The Canadian singer-songwriter returns after four-year wait: what's the weather like?
Feist’s records are less defined by their genre and more by the textures and intimacy of the recordings. On Leslie Feist’s latest “Metals” – a title that would otherwise indicate a rock record – there is a new heaviness that makes it feel like it’s max capacity, even on its smallest-sounding songs. It so far best defines this singer-songwriter; what it lacks in urgency from frequently lethargic tempos, it feels immediate, fluid and close.
Feist’s last “The Reminder” (2007) was made in an old mansion-turned-studio outside of Paris. She waited a couple years and then returned to making music, out of a converted barn in Big Sur. While the climates may have been different, it was the utility of space and inspiring beauty that remained a constant, and it shows. Practically every song has a one-take, happy mistake feel to it, the instruments impeccably mic’ed, familial and un-neglected.
Just start from the top: a bang of a kick drum, a bari sax and dark guitar phrases of opener “The Bad In Each Other” depicts a mood as much as the sad lyrics.
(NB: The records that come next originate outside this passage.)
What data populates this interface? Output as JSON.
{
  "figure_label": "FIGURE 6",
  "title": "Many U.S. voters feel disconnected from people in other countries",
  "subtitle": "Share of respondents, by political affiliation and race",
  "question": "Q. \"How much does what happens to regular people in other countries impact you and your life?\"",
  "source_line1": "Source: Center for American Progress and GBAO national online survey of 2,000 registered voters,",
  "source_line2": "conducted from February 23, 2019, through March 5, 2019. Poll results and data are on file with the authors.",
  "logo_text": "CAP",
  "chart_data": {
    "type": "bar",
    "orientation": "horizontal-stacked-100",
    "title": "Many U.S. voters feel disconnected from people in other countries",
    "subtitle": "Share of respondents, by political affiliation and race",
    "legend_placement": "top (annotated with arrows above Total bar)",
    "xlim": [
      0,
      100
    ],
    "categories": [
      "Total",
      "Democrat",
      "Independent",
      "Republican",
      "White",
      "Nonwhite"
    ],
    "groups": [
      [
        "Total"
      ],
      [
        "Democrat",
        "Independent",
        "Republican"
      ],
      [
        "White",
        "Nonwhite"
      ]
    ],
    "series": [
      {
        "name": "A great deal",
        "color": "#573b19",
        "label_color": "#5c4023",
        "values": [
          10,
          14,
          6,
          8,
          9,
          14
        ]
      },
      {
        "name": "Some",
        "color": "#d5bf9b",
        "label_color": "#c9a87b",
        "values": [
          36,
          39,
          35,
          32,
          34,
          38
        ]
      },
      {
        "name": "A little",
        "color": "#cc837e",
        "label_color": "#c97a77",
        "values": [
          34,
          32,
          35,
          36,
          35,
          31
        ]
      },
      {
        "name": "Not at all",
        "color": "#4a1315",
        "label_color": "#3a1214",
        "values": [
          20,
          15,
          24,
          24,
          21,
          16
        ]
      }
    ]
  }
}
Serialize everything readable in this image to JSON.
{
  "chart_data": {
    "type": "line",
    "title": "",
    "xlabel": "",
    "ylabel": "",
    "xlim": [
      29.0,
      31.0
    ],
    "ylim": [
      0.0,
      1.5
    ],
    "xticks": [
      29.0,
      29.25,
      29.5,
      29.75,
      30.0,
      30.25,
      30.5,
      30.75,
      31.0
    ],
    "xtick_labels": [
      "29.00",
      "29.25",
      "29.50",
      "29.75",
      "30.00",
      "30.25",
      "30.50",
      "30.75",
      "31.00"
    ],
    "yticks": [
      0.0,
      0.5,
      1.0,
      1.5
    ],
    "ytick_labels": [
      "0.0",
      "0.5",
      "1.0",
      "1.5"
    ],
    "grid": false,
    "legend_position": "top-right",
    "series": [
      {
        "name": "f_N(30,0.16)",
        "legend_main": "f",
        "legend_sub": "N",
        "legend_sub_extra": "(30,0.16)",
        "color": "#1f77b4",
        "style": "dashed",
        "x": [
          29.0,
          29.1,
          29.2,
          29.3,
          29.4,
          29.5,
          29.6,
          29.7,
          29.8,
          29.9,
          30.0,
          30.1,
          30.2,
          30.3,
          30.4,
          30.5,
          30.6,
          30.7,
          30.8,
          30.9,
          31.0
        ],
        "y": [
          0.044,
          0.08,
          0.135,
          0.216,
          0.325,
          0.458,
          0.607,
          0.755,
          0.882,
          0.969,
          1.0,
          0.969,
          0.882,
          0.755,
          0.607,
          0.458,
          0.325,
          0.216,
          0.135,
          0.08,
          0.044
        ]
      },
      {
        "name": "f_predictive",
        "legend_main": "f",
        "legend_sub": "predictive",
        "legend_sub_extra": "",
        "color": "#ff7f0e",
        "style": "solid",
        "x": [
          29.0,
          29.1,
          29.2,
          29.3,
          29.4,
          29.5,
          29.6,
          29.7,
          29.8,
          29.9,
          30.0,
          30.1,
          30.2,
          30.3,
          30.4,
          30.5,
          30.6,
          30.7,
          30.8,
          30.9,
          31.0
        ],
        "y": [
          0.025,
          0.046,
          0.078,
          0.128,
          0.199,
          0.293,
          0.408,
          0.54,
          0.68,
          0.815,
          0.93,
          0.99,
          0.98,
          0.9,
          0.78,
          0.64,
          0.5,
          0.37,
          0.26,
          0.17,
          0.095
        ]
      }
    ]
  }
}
Sleepy “Caught a Long Wind” puts the breeze at Feist’s back as a bird, as it leads into album single “How Come You Never Go There.” It lends no comparison to previous Feist singles like “Mushaboom” or “1234” in that it’s more of a torchy bubble-burster than bubble-gum. She does bring a little sugar, however, to “The Circle Married the Line,” a simple song with strings bobbing in pizzicato, and a xylophone and tender woodwinds filling in the gaps.
There are a handful of tracks that wed folk songs with nursery melodies, like “Bittersweet Melodies,” “Comfort Me” and “Anti-Pioneer,” the latter of which is a slow, slow, slow, slow dance with some mean guitar work in doses. The power picks up on “Commotion,” with strings uniquely holding down the rhythm section, and “The Undiscovered First,” the blue flame of which furls up into tight-fisted tambourine shimmies and the harrumphs of guitars through warm tube amps, both battling Feist’s vocal yelps and precarious harmonies. “Cicadas and Gulls” smoothes things out just as much as you’d think a song called “Cicadas and Gulls” would.
And throughout is that voice, her natural recording-ready quality, like good and bad weather moving between tracks. It is always the glue that binds this recording family with Mocky and Chilly Gonzalez into a operating whole, even in the infinity of songs like "Graveyard": "Roots and lies / our family tree is old /
From there we climb the golden hill / calmly will eternity." “Metals” sounds like something grown-into, of planned and unplanned elements that didn’t require too much discussion to manifest. After a four-year wait, it’s good news that Feist has made an album this easy to listen to.